We are a defendant in several lawsuits containing class-action allegations in which the plaintiffs are current
and former hourly and salaried associates who allege various wage and hour violations and unlawful termination
practices. The complaints generally seek unspecified monetary damages, injunctive relief, or both. Further,
certain of these proceedings are in jurisdictions with reputations for aggressive application of laws and
procedures against corporate defendants.
We are subject to various other legal and governmental proceedings, many involving litigation incidental to
our businesses.

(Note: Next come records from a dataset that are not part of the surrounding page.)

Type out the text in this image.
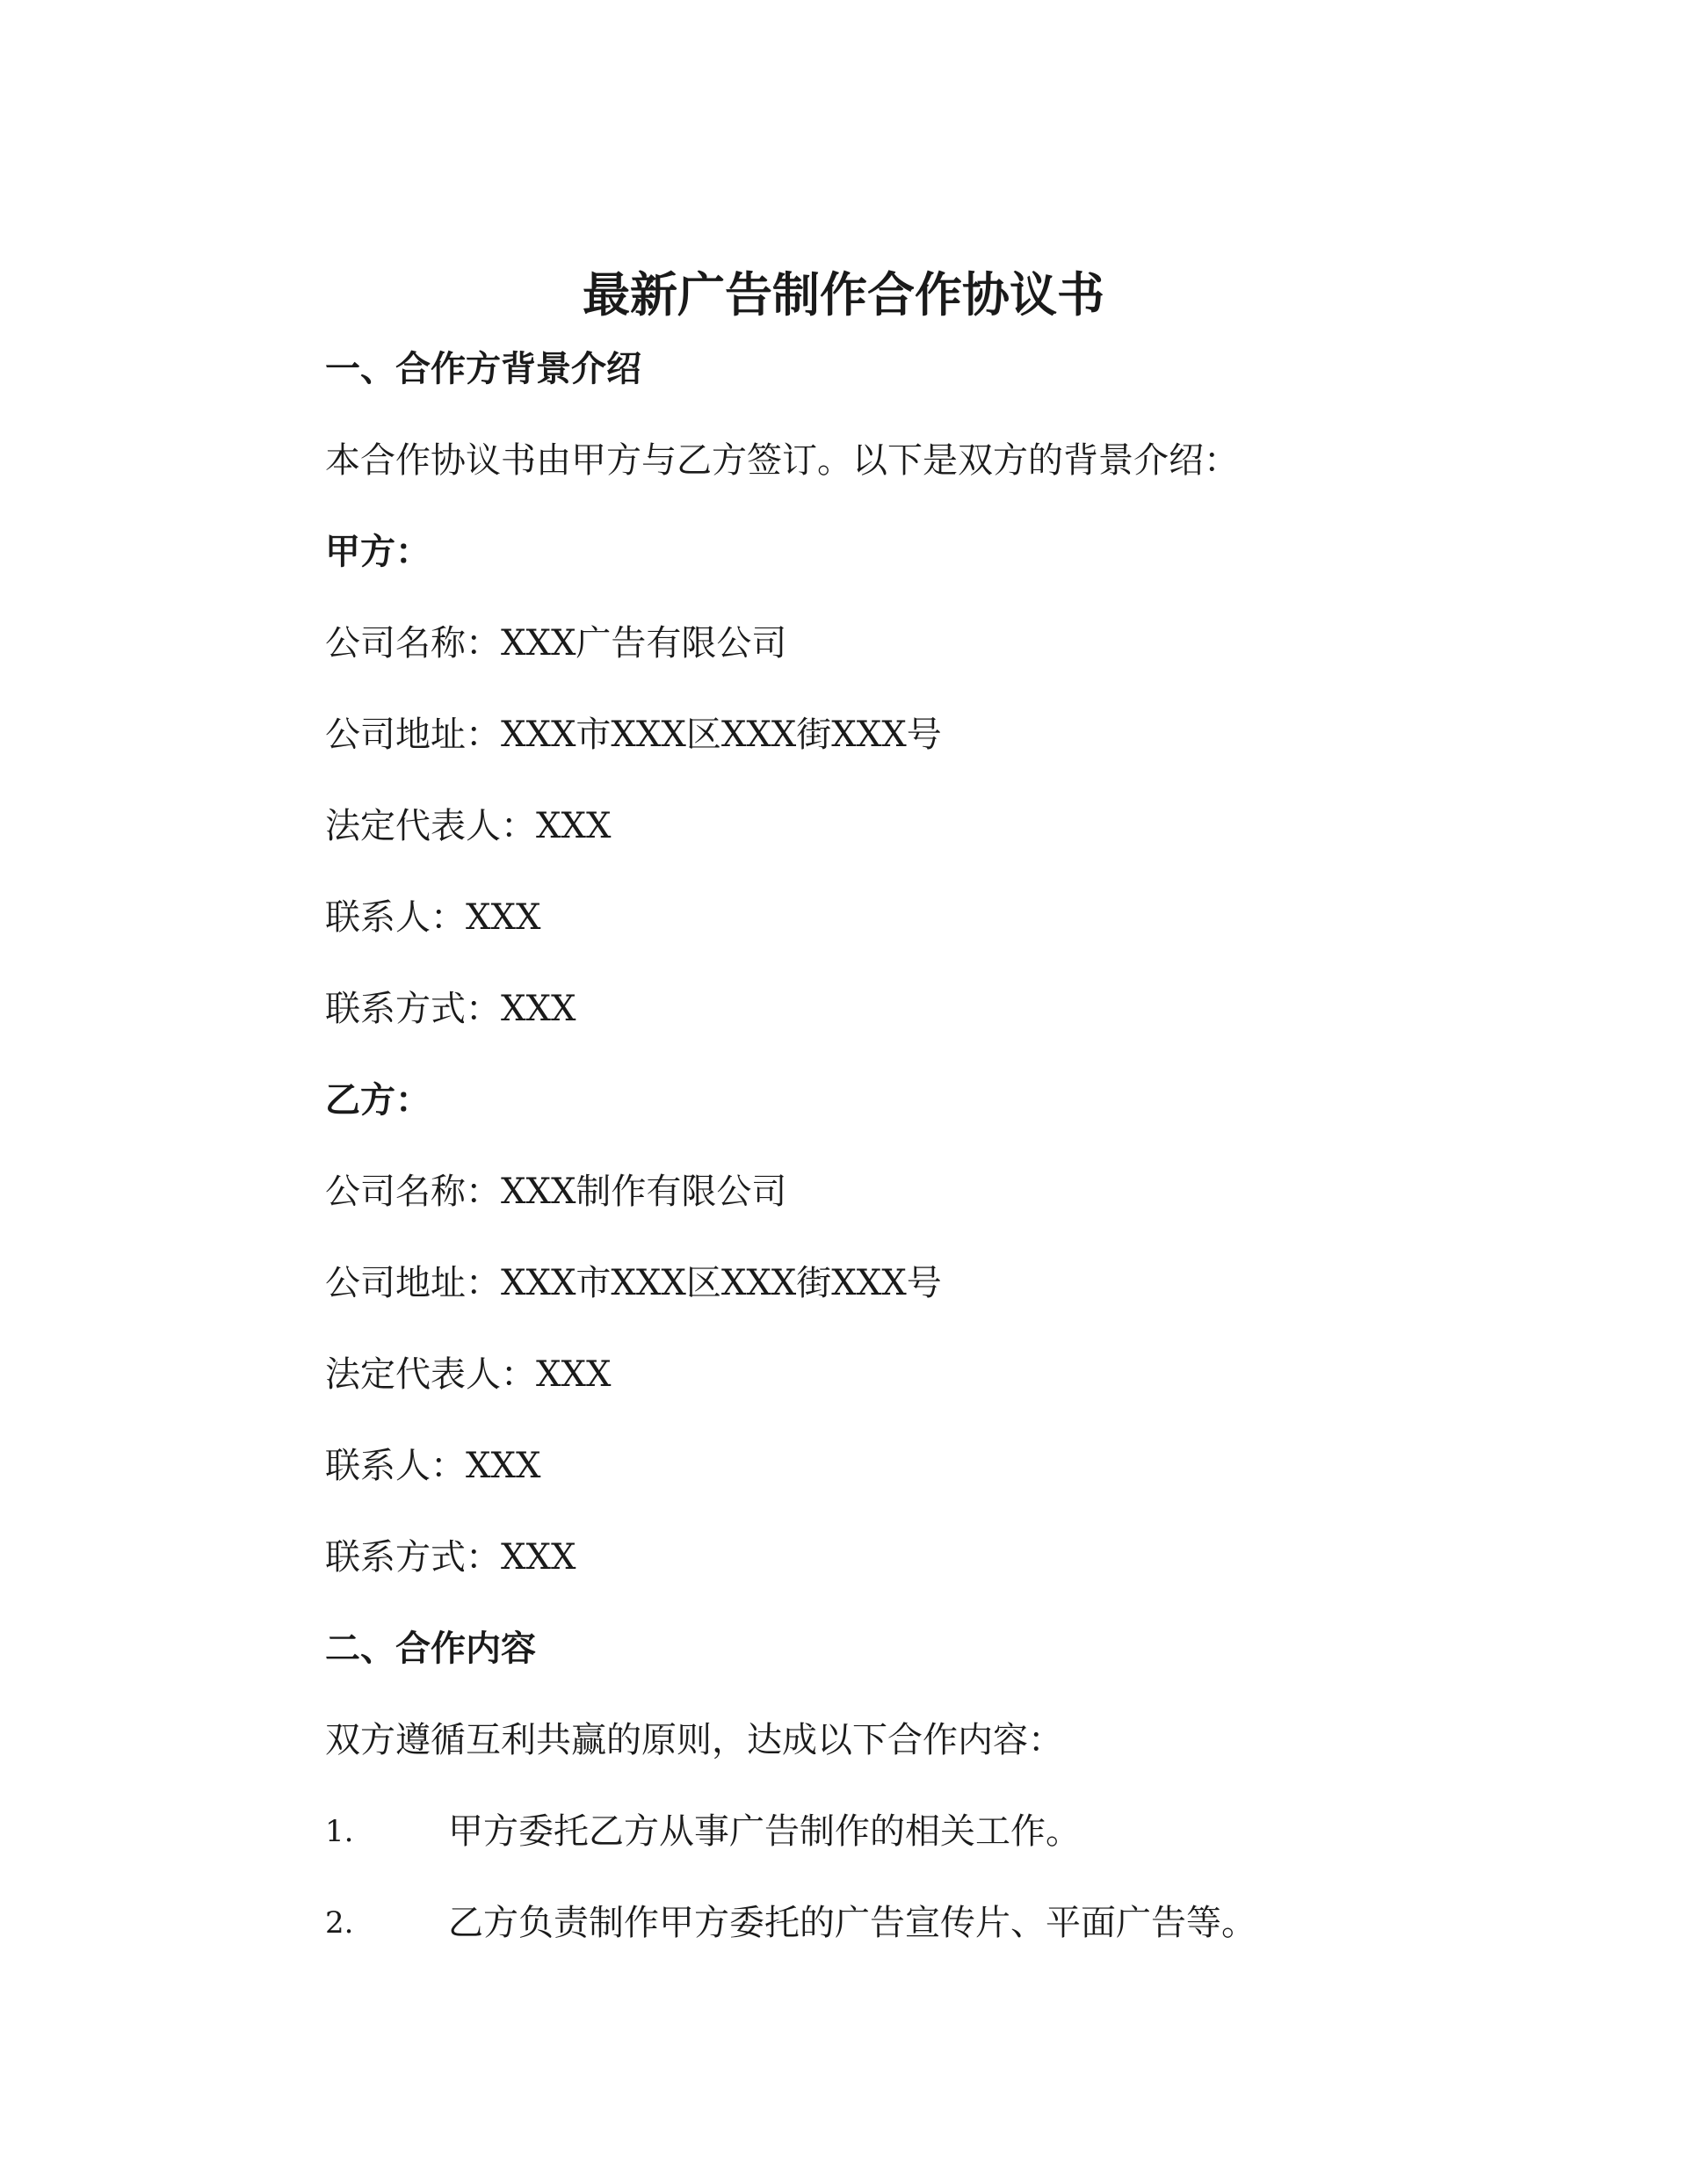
最新广告制作合作协议书
一、合作方背景介绍
本合作协议书由甲方与乙方签订。以下是双方的背景介绍：
甲方：
公司名称：XXX广告有限公司
公司地址：XXX市XXX区XXX街XXX号
法定代表人：XXX
联系人：XXX
联系方式：XXX
乙方：
公司名称：XXX制作有限公司
公司地址：XXX市XXX区XXX街XXX号
法定代表人：XXX
联系人：XXX
联系方式：XXX
二、合作内容
双方遵循互利共赢的原则，达成以下合作内容：
1.	甲方委托乙方从事广告制作的相关工作。
2.	乙方负责制作甲方委托的广告宣传片、平面广告等。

Some matters contain class action allegations, environmental and asbestos exposure allegations
and other consumer-based claims, each of which may seek compensatory, punitive or treble damage claims
(potentially in large amounts), as well as other types of relief.
In accordance with accounting standards regarding loss contingencies, we accrue an undiscounted liability
for those contingencies where the incurrence of a loss is probable and the amount can be reasonably estimated
and we do not record liabilities when the likelihood that the liability has been incurred is probable but the amount
cannot be reasonably estimated, or when the liability is believed to be only reasonably possible or remote.